Samir Ziani inarrêtable

L’air de rien, le Français (32 v, 1 n, 3 d) a réalisé une sacrée performance en allant conserver, à huis clos, outre-Manche, son titre européen des super-plumes. Pour cela, il a dominé par arrêt de l’arbitre (12e) la star locale, l’Anglais Alex Dilmaghani (19 v, 1 n, 2 d). De quoi l’inciter à nourrir des ambitions planétaires.

Alex Dilmaghani a beau avoir la réputation d’être un puncheur, cela n’inquiétait pas outre mesure le tenant, lequel avait bien l’intention de prendre son rival à son propre jeu, pas tant avec la foudre de ses poings mais à l’usure, par un travail de de sape de tous les instants mêlant intensité et précision. De fait, dès l’entame, le Tricolore déroulait à la perfection son plan de bataille. Remonté comme une pendule après avoir dû composer avec un report de la confrontation, initialement prévue le 25 avril mais décalée pour cause de confinement, c’est lui qui prenait les commandes des échanges. Le sujet de sa Gracieuse Majesté s’efforçait certes de saisir sa chance en déclenchant des frappes lourdes, en particulier en malmenant les flancs de l’Aquitain, mais c’était lui qui reculait.

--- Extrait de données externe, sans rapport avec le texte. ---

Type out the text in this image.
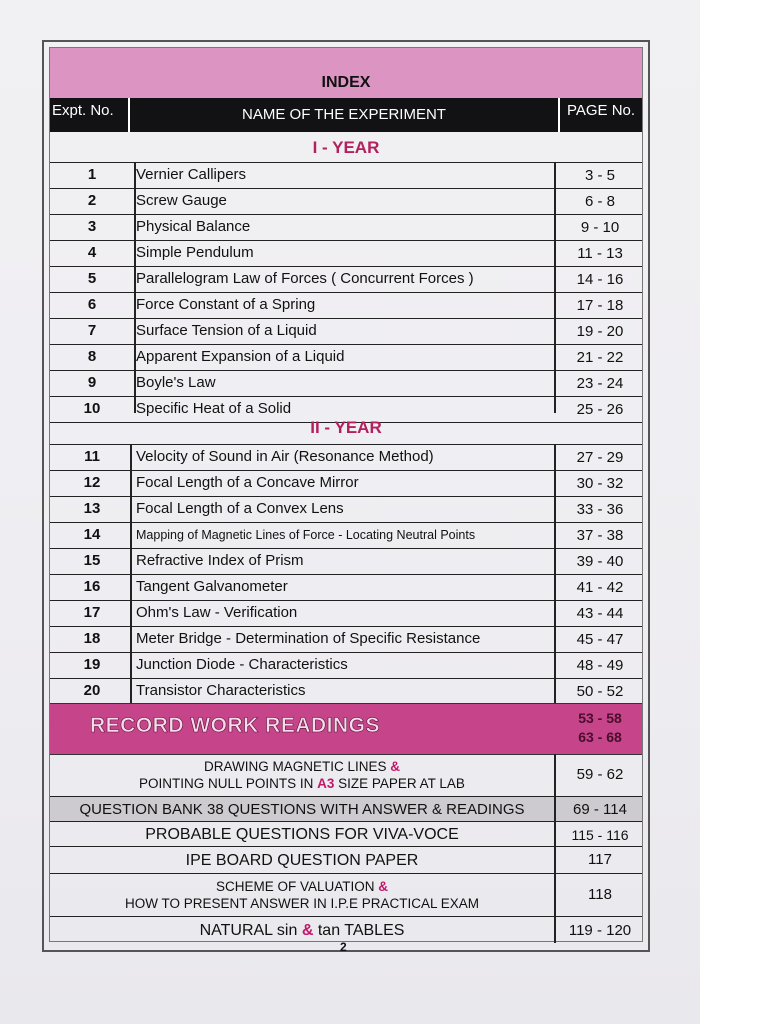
INDEX
Expt. No.	NAME OF THE EXPERIMENT	PAGE No.
I - YEAR
1	Vernier Callipers	3 - 5
2	Screw Gauge	6 - 8
3	Physical Balance	9 - 10
4	Simple Pendulum	11 - 13
5	Parallelogram Law of Forces ( Concurrent Forces )	14 - 16
6	Force Constant of a Spring	17 - 18
7	Surface Tension of a Liquid	19 - 20
8	Apparent Expansion of a Liquid	21 - 22
9	Boyle's Law	23 - 24
10	Specific Heat of a Solid	25 - 26
II - YEAR
11	Velocity of Sound in Air (Resonance Method)	27 - 29
12	Focal Length of a Concave Mirror	30 - 32
13	Focal Length of a Convex Lens	33 - 36
14	Mapping of Magnetic Lines of Force - Locating Neutral Points	37 - 38
15	Refractive Index of Prism	39 - 40
16	Tangent Galvanometer	41 - 42
17	Ohm's Law - Verification	43 - 44
18	Meter Bridge - Determination of Specific Resistance	45 - 47
19	Junction Diode - Characteristics	48 - 49
20	Transistor Characteristics	50 - 52
RECORD WORK READINGS	53 - 58
63 - 68
DRAWING MAGNETIC LINES &
POINTING NULL POINTS IN A3 SIZE PAPER AT LAB
59 - 62
QUESTION BANK 38 QUESTIONS WITH ANSWER & READINGS	69 - 114
PROBABLE QUESTIONS FOR VIVA-VOCE	115 - 116
IPE BOARD QUESTION PAPER	117
SCHEME OF VALUATION &
HOW TO PRESENT ANSWER IN I.P.E PRACTICAL EXAM
118
NATURAL sin & tan TABLES	119 - 120
2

Pourquoi ? Parce que le Lot-et-Garonnais avait tout pour lui : la vitesse de bras, la variété des enchaînements et le coup d’œil. C’est lui qui touchait le plus, en particulier à la face, tant en première intention qu’en remises. Et comme en terme de cardio, personne n’est en mesure de lui imposer sa loi, il semblait clair qu’en l’absence de saute de concentration défensive, c’est lui qui repartirait en vainqueur. De fait, les minutes passaient et la donne ne changeait pas. Le fausse garde Britannique se distinguait de manière peu glorieuse par son vice, comme sur ce coup de coude sciemment délivré dans le troisième opus en faisant mine de vouloir asséner un crochet court du droit. Sa garde parfois à la Floyd Mayweather était l’arbre qui cachait la forêt : il n’avait ni l’inspiration ni la panoplie de son auguste modèle. D’autant plus prévisible qu’il était quasiment tout le temps sur le reculoir, il travaillait le plus souvent en force, sur un seule technique. Manquant cruellement de fluidité et de diversité, il était crucifié dès que Samir Ziani, les mains toujours hautes pour mieux bloquer, accélérait.

Le récital virait à la perfection

Un scénario limpide qui n’empêchait pas les juges de placer le local en tête sur leurs bulletins au bout de quatre reprises… Peut-être l’élève de Mohamed Bennama en fut-il été informé. Loin de se décourager, l’homme qui ne s’arrête jamais passait la surmultipliée à compter du sixième round et marchait au pas de charge sur son vis-à-vis étouffé par un tel pressing. Le tout en s’appliquant davantage et en concentrant ses assauts aussi au corps, conformément aux directives de son coach. Le récital virait à la perfection et tout ou presque y passait. Ce n’était que justice. Le gâteau était succulent. La cerise en fut le point d’orgue doucereux sous la forme de deux voyages au tapis d’Alex Dilmaghani, martelé sous tous les angles dans les trois ultimes minutes. Visiblement incapable de reprendre du collier, le challenger, ouvert à la pommette droite et qui avait une fâcheuse tendance à s’accrocher dès qu’il était débordé, était fort logiquement arrêté par l’arbitre… à dix secondes de la fin. Il fallait ça pour empêcher une mascarade : aux deux tiers du duel, c’était en effet… le futur vaincu qui comptait deux points d’avance !

Mission accomplie donc pour le désormais triple champion d’Europe qui, dans l’idée, espère intégrer le top 5 de la WBA et disputer un championnat du monde l’année prochaine.